Welcome to the top 30 dad jokes.

The Top 30 Dad Jokes List

These are the top 30 Dad Jokes for 2025.

1. Why did the math book look sad? Because it had too many problems.
2. I'd avoid the sushi if I were you. It's a little fishy!
3. How do you make holy water? You boil the hell out of it.
4. I was playing chess with my friend and he said, "Let's make this interesting." So we stopped playing chess.
5. What kind of music do chiropractors like? Hip pop.
6. I used to hate facial hair, but then it grew on me.
7. What do you call spiders who just got married? Newly-webs.
8. I'm starting a new dating service in Prague. It's called Czech-Mate.
9. I hated facial hair but then it grew on me.
10. What did one Dorito farmer say to the other? "Cool Ranch!"
11. I begin to read a horror novel in Braille.

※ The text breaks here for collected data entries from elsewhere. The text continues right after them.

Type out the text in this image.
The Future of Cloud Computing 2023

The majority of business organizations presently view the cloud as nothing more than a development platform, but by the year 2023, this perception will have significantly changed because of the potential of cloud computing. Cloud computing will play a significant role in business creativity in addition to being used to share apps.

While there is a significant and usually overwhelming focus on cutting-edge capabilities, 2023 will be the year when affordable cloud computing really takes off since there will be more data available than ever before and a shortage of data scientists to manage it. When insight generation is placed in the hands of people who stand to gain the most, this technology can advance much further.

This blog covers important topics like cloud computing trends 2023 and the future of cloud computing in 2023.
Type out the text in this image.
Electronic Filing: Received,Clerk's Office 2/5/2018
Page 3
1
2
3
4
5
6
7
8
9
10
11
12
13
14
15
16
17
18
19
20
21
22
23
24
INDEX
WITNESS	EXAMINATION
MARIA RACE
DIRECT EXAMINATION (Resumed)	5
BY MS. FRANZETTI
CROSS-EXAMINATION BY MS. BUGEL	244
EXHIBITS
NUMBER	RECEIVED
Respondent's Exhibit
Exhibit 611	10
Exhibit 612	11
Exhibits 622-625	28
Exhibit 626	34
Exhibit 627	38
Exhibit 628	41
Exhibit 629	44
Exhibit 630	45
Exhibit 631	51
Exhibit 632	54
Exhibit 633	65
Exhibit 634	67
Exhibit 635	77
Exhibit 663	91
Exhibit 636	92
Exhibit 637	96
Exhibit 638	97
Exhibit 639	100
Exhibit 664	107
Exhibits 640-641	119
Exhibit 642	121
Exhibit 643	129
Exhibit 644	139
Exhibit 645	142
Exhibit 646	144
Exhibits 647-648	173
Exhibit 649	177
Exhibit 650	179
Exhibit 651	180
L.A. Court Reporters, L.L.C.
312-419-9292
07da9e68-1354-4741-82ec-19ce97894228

Something bad is about to happen, I can feel it.
12. How does a train eat? It goes chew chew.
13. I didn't get a haircut, I got them all cut.
14. How does a penguin build its house? Igloos it together.
15. Why did two tall people get along so well? The could really see eye to eye.
16. What did the flowers do when the bride walked down the aisle? They rose.
17. They say that 3/2 people are bad at fractions.
18. What's the best time to go to the dentist? Tooth-hurty.
19. Why did the scarecrow become a successful neurosurgeon? He was outstanding in his field.
20. How do you make holy water? You boil the hell out of it.
21. What rock group has four men who don't sing? Mount Rushmore.
22. Why do melons have weddings? Because they cantaloupe!
23. What do you call a pile of cats? A meow-tain.
24. I was going to tell a time-traveling joke, but you guys didn't like it.
25. You are on a horse riding full gallop. Next to you is a giraffe at full gallop, and behind you is a lion on your tail. What do you do? Get off the carousel.
26. Atheism is a non-prophet organization.
27. What does a bee use to brush its hair? A honeycomb!
28. Did you hear about the cheese factory explosion? There was nothing left but de-brie.
29. Mom texted me from the grocery store to say they're out of pasta, and we're penneless.
30. Did the photon need to check a bag? Nope, he was traveling light.